To pay for this, Booker proposes increasing taxes on higher-income households. The top federal income tax rates would rise from 35% and 37% brackets to 41% and 43%, respectively. His plan also includes raising the corporate tax rate and increasing the stock buyback excise tax, though details are still limited.
The Working Americans’ Tax Cut Act
Sen. Chris Van Hollen and Rep. Don Beyer proposed a competing plan called Working Americans’ Tax Cut Act (WATCA). This plan would eliminate income taxes on lower-income workers through an “alternative minimum tax” system.
Under WATCA, single filers would pay no federal income tax on the first $46,000 they earn, while married couples filing jointly would be exempt from federal income tax on the first $92,000. To qualify, taxpayers’ income must be at or below 175% of the exemption. This works out to around $85,000 for individuals and $161,000 for couples.

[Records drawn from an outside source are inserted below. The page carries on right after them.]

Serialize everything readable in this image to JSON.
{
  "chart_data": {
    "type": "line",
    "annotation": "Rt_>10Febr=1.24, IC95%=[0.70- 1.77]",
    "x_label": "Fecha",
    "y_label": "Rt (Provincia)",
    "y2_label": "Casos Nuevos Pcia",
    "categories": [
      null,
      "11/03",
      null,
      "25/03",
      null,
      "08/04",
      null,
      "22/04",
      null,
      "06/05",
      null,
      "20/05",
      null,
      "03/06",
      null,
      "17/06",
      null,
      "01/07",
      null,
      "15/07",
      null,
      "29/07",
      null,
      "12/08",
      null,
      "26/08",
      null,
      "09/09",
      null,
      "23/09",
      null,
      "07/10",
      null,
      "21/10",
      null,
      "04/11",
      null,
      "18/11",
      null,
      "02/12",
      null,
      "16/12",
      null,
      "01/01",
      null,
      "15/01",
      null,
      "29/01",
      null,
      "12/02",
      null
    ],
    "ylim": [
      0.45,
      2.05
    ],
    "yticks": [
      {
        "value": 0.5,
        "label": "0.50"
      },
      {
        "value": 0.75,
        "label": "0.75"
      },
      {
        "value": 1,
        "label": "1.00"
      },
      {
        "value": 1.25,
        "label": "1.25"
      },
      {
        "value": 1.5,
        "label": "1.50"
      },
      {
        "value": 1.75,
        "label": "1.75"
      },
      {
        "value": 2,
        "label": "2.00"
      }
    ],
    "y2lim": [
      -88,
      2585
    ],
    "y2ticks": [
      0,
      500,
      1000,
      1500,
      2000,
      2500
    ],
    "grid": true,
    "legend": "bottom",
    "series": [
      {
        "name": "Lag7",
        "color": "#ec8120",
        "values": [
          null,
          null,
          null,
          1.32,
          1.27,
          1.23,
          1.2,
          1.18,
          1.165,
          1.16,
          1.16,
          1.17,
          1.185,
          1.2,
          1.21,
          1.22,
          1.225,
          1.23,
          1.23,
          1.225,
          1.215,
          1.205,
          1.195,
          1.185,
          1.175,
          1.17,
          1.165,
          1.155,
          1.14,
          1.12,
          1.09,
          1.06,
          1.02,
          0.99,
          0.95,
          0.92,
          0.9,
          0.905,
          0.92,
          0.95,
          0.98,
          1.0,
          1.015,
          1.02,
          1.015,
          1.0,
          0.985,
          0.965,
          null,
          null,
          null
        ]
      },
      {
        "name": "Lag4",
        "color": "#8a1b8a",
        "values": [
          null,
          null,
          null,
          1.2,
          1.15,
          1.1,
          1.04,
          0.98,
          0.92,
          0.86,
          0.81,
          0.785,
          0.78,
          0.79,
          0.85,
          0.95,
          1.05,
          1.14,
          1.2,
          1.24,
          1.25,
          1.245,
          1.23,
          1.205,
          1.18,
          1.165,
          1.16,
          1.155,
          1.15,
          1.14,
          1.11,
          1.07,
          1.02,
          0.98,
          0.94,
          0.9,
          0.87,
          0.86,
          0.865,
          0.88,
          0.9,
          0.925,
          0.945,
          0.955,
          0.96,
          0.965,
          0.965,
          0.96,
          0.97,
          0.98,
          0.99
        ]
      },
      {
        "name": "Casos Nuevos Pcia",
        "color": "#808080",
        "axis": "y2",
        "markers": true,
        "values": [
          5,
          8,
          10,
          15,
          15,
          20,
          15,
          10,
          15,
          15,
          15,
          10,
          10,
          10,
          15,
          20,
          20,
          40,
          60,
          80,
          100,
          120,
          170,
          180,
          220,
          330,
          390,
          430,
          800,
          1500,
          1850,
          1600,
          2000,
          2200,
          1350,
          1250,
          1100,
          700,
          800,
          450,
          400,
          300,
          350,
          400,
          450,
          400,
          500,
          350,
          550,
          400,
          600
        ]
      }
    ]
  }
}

Eligible taxpayers would calculate their taxes two ways and pay whichever is lower: under the current tax code or a flat 25.5% rate applied only to income above the $46,000 and $92,000 thresholds.
To fund the plan, Van Hollen proposes a tiered surtax on high earners: a 5% surtax on incomes above $1 million (or $1.5 million for joint filers), 10% above $2 million (or $3 million for joint filers), and 12% above $5 million (or $7.5 million for joint filers).
Like Booker’s plan, the goal here is to shift the tax burden to high earners while easing pressure on low- and middle-income earners.
Who Actually Benefits?
Both plans aim to help working households, but the impact wouldn’t be the same for everyone. Some experts argue that middle- and upper-middle-income households would actually see the biggest savings. These taxpayers have enough taxable income to benefit from larger deductions or exemptions, whereas lower-income households often have little federal income tax liability to begin with.
For now, these tax plans are just proposals, and they would need broad political support to move forward. But ahead of the 2026 midterm elections, both proposals signal the direction Democrats want to take on tax policy.